The study addresses the central challenge of high leakage in ultrathin perovskite-oxide capacitors with narrow bandgap dielectrics by engineering the dielectric/electrode interface. Lowering the PLD repetition frequency for the SrRuO3 bottom electrode reduces surface pits and Ru deficiency, thereby minimizing interfacial interdiffusion (notably Ru into the Ba0.5Sr0.5TiO3 B-site) and the formation of defect complexes. Structural profiling (HAADF) links reduced B-site intensity gradients to smoother, chemically sharper interfaces. Identical electrode work functions across conditions indicate that the dominant changes in leakage arise from defect-related mechanisms rather than barrier height variations. Temperature-dependent transport reveals a transition from Poole–Frenkel emission (5/10 Hz) to hopping conduction (2 Hz), consistent with a reduction of shallow trap states near the conduction band. DFT supports this mechanism by showing that adjacent oxygen vacancy–Ru substitution complexes create shallow in-gap states that facilitate P–F conduction, whereas suppressing such complexes limits these traps.

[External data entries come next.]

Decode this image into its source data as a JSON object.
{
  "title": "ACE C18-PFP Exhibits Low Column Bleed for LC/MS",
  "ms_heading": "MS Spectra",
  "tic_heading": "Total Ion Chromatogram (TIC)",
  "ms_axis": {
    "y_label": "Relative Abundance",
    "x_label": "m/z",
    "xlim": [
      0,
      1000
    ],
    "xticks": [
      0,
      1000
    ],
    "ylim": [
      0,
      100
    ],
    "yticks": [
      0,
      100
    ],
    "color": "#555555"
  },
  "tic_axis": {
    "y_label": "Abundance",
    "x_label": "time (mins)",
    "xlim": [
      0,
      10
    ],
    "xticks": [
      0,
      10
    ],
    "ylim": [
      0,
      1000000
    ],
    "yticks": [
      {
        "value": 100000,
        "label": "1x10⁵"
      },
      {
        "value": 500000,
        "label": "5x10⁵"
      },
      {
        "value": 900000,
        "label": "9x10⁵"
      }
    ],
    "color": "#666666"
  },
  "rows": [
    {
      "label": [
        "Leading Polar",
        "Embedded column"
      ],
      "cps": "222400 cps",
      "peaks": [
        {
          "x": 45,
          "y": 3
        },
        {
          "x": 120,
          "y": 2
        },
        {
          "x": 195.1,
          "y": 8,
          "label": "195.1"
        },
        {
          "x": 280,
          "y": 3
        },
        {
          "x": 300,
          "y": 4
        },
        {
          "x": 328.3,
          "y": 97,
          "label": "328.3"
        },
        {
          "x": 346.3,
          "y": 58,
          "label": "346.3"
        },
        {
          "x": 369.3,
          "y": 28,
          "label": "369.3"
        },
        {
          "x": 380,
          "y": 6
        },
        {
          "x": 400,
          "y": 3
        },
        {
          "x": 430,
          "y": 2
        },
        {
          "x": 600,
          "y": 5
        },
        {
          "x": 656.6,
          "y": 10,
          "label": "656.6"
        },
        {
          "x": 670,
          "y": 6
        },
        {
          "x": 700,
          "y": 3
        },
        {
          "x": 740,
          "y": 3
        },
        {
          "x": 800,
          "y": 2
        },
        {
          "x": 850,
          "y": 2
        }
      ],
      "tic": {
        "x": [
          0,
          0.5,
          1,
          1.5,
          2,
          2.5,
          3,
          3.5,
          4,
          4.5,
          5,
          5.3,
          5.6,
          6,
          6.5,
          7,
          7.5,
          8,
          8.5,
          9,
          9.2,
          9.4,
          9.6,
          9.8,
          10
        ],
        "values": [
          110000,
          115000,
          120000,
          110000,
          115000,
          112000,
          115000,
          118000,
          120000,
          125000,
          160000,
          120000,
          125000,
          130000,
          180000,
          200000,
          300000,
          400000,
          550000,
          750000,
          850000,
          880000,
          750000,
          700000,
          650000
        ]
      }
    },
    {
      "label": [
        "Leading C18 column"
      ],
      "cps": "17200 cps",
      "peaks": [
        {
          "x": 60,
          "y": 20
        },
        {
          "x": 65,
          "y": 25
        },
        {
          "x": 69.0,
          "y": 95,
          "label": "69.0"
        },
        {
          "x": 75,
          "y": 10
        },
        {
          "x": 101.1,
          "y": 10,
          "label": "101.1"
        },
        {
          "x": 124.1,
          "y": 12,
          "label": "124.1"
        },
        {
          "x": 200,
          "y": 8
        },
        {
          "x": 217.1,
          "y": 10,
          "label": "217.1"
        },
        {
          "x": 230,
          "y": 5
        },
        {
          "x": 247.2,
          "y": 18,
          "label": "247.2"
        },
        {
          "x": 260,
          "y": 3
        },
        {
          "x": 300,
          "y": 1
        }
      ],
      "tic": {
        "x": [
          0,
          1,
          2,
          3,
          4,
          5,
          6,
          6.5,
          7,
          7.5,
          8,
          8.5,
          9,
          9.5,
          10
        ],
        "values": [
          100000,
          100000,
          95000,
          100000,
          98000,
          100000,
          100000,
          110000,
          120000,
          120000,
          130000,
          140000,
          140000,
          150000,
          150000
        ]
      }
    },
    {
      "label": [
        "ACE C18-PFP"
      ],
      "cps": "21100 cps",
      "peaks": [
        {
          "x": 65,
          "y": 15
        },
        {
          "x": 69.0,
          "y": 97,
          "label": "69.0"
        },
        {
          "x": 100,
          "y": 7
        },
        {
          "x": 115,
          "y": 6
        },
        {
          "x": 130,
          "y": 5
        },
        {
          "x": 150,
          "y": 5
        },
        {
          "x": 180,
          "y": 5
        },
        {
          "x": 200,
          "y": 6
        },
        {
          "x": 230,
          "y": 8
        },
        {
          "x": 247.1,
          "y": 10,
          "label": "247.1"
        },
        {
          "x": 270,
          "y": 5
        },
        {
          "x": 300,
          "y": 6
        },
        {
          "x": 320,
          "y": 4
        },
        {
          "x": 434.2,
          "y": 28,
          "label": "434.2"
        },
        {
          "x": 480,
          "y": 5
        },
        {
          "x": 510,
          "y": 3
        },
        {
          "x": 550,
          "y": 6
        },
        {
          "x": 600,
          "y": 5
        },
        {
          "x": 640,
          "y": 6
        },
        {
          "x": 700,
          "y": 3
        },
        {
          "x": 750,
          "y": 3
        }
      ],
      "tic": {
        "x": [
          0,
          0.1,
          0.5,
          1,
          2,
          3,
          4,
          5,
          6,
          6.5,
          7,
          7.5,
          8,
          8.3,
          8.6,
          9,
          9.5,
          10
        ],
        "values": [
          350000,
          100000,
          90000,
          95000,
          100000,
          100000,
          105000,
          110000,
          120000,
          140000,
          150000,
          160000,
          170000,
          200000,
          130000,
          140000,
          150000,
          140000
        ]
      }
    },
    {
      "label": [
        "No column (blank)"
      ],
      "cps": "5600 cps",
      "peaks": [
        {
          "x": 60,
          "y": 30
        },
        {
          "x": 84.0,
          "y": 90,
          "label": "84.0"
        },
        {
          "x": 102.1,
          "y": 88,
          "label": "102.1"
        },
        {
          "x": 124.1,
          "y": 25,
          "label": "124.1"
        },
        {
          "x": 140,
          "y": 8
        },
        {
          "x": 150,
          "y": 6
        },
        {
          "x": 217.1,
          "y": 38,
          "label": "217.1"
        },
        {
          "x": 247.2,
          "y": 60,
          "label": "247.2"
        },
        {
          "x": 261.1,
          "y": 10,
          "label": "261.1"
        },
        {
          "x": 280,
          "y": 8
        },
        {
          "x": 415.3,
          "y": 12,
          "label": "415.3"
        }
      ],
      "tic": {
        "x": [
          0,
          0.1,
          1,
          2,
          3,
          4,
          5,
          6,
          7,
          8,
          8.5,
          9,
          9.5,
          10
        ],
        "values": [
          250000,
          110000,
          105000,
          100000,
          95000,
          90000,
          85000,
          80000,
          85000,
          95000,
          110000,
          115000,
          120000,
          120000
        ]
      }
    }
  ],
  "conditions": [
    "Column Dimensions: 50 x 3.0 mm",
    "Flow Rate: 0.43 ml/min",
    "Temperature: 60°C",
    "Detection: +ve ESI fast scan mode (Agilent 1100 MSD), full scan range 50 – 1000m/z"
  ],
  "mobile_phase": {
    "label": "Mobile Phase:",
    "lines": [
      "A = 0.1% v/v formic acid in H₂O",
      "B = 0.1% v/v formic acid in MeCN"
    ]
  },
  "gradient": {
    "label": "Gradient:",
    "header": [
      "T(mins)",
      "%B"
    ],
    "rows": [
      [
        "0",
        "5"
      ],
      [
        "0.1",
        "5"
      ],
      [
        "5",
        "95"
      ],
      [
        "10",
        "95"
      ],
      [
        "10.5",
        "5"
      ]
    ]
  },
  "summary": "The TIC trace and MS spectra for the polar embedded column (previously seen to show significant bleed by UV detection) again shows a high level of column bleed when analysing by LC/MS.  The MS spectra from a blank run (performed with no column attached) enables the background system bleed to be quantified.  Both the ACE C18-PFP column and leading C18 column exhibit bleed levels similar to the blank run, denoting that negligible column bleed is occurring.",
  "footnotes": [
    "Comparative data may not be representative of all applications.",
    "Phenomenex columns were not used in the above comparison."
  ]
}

Consequently, the engineered interface enables both low leakage (5.15×10^-6 A/cm^2 at 1 V) and high dielectric permittivity (κ ≈ 861) in a 10 nm Ba0.5Sr0.5TiO3 layer, advancing the feasibility of all-perovskite MIM capacitors for DRAM where aggressive scaling and high capacitance are required.

This work demonstrates that precise interface engineering of epitaxial SrRuO3/Ba0.5Sr0.5TiO3/SrRuO3 MIM capacitors—achieved by reducing the PLD repetition frequency for the SrRuO3 bottom electrode—suppresses interfacial defects and Ru diffusion, thereby mitigating shallow trap formation responsible for Poole–Frenkel leakage. The optimized device with a 10 nm dielectric achieves κ ≈ 861 and J@1 V ≈ 5.15×10^-6 A/cm^2, representing substantial performance with one of the thinnest reported dielectric layers for such systems. The combined experimental transport analyses and DFT DOS calculations elucidate the defect mechanisms, offering a clear pathway to further reduce leakage in narrow-bandgap perovskite dielectrics. These findings pave the way for integrating high-κ perovskite oxides into next-generation DRAM capacitors requiring ultrathin, high-capacitance dielectrics.